Welcome to the second instalment in my "how to" series. This week, the focus is on centering the mind and bringing it back to the current moment and in the process, letting go of fear and stress.

I am a terrible worrier. I worry and stress about every little detail – how many hours are in a day, what I am going to have for lunch, whether I write to my grandmother enough. I get stressed out about exercising before I’m even at the gym, so much so that I can’t enjoy my bike ride there and appreciate the beautiful New York scenery.

Worrying is a terrible thing. It causes so much unnecessary angst. The worst part is that around 99 per cent of things we worry about never end up materialising, so all that time spent worrying is for nothing.

Lately I have been trying to centre my mind more and to bring it back to the present moment. It is incredible how the simple activity of stopping and appreciating where you are at an exact point in time can quiet your mind and make you relax one hundred per cent. Every time I find worries creeping into my mind, I bring myself to the present. I stop, breathe, appreciate my surroundings, the company I am with and the gifts I have in my life. Here are my top tips for living in the present:

Stop and smell the roses, literally

When was the last time you really slowed down? Learn to appreciate where you are at an exact point in time. Find beauty in everything. Smell those gorgeous flowers in your neighbour’s garden. Smile at that lady on the train you see every morning. Admire a stranger’s handbag/hairstyle/watch. Immerse yourself in the beauty of your surroundings and you will automatically negate your worries and anxieties.

Make it less about you

Worries beget worries. Naturally we worry about ourselves and our loved ones. Broaden your mind and begin to think of others.
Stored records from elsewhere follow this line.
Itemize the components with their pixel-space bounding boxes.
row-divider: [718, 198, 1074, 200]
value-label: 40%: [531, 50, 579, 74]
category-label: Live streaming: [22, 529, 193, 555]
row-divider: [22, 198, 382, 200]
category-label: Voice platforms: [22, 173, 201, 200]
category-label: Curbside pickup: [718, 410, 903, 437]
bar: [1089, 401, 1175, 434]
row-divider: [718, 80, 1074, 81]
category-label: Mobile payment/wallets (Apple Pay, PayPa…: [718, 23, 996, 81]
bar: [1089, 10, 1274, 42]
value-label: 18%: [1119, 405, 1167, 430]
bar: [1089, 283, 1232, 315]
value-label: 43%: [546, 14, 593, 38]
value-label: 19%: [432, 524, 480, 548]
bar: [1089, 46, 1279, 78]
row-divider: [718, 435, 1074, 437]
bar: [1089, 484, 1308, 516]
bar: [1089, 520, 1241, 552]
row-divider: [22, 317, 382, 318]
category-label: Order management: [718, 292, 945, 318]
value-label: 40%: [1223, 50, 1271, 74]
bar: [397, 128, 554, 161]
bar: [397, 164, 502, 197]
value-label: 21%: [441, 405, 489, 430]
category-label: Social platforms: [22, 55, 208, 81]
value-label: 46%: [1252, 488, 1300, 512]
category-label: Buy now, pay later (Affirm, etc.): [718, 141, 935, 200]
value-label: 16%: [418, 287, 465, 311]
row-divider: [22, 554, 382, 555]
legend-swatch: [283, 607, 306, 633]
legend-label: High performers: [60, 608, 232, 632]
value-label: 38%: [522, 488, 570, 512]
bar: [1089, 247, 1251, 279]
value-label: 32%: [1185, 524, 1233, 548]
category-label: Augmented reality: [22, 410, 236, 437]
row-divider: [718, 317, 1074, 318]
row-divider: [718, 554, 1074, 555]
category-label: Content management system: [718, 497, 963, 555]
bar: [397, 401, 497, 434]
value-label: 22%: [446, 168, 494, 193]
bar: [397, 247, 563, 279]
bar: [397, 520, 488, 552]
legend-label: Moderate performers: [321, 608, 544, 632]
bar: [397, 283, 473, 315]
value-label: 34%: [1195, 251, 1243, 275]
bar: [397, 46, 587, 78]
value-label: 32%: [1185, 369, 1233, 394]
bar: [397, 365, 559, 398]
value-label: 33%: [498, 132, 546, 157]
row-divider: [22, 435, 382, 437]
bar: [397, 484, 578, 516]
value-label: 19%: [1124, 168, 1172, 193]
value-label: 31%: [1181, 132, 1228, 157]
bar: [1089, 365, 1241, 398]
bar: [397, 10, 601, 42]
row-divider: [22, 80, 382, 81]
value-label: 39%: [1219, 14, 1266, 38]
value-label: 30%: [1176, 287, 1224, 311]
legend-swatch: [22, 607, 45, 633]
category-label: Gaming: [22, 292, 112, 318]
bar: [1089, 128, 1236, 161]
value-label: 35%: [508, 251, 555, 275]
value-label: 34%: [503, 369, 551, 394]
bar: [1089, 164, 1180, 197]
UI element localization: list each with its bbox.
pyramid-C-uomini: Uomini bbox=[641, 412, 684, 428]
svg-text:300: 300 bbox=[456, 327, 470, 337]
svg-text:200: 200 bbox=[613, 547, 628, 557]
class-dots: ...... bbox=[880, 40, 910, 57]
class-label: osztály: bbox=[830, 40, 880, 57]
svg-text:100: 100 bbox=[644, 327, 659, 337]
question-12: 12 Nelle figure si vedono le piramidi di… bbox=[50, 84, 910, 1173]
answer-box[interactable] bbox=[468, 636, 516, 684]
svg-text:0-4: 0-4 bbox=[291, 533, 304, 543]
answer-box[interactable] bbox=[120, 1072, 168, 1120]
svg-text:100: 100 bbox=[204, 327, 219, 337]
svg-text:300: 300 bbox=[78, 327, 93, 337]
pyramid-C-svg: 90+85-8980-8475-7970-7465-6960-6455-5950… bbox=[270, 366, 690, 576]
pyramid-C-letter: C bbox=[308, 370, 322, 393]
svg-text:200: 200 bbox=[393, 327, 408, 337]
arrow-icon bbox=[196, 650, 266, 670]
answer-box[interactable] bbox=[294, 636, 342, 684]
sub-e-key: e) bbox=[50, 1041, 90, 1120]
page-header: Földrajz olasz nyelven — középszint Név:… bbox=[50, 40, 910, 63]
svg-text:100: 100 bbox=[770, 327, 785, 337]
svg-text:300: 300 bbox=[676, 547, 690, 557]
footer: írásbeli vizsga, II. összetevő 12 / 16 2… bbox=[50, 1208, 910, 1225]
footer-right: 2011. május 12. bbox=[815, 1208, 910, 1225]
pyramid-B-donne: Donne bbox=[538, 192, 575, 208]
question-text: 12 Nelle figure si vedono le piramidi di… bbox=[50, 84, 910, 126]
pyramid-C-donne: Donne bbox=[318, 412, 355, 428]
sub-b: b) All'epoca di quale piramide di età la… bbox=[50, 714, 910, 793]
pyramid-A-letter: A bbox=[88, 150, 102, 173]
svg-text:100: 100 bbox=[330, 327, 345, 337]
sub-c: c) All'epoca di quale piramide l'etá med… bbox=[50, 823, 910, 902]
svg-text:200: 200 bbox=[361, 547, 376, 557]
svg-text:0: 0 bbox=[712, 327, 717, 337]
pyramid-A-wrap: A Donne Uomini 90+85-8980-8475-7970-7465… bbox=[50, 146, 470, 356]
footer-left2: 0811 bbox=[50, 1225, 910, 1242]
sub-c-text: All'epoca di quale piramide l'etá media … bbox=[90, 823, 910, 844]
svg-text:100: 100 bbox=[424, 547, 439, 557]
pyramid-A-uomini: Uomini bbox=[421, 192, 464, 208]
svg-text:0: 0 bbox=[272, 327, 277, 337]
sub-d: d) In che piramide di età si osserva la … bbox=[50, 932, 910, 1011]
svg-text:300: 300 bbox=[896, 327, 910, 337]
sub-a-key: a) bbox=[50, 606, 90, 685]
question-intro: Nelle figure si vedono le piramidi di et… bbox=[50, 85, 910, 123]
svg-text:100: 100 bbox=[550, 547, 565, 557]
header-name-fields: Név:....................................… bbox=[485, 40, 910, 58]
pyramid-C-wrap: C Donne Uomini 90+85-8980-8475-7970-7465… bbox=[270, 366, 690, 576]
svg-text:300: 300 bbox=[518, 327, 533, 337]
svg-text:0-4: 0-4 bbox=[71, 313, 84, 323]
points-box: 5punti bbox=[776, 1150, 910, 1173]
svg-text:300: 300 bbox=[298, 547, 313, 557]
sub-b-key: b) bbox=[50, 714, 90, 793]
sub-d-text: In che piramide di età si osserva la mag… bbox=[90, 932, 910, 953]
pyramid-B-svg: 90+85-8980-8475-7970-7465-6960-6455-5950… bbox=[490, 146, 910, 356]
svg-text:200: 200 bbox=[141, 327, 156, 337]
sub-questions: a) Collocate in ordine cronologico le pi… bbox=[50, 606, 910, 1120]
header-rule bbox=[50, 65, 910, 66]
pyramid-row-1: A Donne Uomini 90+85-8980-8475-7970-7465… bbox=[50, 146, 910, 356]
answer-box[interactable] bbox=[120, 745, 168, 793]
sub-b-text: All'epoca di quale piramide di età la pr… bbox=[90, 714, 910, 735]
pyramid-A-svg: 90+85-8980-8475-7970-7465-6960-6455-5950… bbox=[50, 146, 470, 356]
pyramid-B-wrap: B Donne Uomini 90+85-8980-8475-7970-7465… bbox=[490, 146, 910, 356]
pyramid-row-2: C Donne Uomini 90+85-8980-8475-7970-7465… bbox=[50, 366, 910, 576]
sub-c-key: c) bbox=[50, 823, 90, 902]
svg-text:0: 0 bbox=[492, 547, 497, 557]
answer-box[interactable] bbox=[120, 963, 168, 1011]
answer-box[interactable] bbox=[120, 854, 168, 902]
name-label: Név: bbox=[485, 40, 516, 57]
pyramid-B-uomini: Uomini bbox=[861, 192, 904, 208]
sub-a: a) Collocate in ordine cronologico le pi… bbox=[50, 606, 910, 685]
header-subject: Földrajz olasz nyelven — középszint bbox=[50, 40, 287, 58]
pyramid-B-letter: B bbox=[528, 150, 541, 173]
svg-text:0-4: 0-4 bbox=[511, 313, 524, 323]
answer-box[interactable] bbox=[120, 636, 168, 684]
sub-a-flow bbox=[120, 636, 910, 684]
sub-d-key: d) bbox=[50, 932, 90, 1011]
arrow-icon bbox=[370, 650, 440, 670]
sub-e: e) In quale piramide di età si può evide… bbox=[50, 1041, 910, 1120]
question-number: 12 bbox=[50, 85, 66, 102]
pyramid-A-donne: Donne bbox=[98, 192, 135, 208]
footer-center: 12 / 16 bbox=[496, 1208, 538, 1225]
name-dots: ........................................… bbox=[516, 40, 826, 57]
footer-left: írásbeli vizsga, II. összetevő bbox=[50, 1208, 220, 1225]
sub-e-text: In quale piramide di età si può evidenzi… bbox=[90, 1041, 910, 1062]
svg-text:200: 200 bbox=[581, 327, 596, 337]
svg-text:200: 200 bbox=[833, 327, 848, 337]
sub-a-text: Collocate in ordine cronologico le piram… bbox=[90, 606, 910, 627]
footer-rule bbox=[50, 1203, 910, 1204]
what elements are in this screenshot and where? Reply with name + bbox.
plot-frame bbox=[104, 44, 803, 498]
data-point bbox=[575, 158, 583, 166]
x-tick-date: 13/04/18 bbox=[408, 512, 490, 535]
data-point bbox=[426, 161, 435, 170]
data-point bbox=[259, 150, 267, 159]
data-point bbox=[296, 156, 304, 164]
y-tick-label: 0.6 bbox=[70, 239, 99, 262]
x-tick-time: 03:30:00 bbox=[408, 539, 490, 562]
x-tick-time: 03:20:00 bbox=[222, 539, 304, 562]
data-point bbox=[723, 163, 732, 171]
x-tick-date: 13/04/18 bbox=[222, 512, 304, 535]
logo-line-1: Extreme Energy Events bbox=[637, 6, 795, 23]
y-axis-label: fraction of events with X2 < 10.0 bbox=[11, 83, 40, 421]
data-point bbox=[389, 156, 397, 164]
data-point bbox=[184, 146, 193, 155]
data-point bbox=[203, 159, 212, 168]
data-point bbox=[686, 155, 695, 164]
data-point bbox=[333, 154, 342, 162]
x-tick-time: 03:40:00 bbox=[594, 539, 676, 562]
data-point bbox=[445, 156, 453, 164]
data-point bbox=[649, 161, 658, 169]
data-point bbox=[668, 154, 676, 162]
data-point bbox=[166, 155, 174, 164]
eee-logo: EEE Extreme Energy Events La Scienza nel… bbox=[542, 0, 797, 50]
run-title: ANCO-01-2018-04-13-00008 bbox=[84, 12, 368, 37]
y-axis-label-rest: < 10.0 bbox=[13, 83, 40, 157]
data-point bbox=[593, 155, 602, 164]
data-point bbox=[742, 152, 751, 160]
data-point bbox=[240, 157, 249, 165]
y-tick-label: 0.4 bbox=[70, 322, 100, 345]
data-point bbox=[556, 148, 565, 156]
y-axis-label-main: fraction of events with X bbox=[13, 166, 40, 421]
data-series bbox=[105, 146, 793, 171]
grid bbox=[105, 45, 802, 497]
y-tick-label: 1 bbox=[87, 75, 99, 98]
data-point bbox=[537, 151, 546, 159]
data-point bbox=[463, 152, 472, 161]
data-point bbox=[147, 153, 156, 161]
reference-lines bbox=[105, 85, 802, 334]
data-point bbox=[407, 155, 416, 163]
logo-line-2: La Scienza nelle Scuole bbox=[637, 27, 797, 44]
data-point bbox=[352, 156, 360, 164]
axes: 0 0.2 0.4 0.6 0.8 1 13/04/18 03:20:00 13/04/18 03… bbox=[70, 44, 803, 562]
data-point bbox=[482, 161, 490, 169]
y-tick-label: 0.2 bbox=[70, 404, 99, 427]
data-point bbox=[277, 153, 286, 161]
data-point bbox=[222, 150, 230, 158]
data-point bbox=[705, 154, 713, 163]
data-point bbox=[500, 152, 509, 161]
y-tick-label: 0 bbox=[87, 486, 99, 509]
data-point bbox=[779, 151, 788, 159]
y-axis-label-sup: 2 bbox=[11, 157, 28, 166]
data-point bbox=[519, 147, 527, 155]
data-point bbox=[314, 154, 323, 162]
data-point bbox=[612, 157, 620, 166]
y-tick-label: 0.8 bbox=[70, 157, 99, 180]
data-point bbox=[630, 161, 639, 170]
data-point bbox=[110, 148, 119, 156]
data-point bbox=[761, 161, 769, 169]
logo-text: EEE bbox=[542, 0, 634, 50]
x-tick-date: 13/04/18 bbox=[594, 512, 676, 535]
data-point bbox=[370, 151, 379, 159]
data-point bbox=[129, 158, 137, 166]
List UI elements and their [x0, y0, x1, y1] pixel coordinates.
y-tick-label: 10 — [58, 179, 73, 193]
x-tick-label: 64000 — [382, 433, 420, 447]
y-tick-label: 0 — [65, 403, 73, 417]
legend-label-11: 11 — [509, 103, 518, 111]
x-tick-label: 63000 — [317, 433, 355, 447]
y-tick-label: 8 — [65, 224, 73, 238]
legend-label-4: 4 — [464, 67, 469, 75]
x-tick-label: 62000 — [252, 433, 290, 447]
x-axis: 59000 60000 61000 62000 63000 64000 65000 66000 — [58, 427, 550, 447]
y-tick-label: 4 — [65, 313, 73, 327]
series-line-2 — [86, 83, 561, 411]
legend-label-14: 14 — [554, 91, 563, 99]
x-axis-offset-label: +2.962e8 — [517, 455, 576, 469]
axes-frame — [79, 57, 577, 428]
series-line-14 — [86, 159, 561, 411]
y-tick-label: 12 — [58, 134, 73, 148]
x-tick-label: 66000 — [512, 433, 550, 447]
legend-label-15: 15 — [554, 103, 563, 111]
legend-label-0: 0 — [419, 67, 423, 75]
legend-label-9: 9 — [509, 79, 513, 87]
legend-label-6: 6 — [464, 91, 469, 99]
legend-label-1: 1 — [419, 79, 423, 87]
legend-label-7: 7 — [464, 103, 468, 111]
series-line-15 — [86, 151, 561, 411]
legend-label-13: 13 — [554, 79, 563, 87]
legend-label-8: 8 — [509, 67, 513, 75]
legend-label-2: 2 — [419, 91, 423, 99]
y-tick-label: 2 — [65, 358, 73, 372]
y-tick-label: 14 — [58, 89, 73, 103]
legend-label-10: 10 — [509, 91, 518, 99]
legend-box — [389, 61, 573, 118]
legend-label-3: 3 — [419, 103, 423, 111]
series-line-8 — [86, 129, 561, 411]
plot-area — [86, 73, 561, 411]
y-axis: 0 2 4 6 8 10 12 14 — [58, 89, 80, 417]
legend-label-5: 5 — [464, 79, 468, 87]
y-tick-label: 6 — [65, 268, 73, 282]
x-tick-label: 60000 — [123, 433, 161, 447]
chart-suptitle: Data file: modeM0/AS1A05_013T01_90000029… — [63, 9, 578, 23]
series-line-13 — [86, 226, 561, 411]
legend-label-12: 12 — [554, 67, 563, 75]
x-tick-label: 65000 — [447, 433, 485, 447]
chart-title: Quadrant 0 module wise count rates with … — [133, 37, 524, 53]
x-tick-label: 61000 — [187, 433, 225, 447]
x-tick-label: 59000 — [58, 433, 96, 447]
Become interested in the lives of others. Ask questions. Start conversations. Remember, you are not the only one carrying around the burden of stress. Sharing this burden, or asking someone else about his or her concerns can be a mutually beneficial exercise. It also may help put things into perspective for you both and make you realise that what a minute ago seemed like a catastrophe is actually nothing to be concerned about at all.

When all else fails…

Take it back to this one thought – is this worry or concern going to matter in one week? In one month? How about in one year? Are you going to die as a result of this worry occurring, or some task not getting completed? If the answer is no, which I highly suspect it will be, let it go, breathe, relax and once again bring your mind back to the present.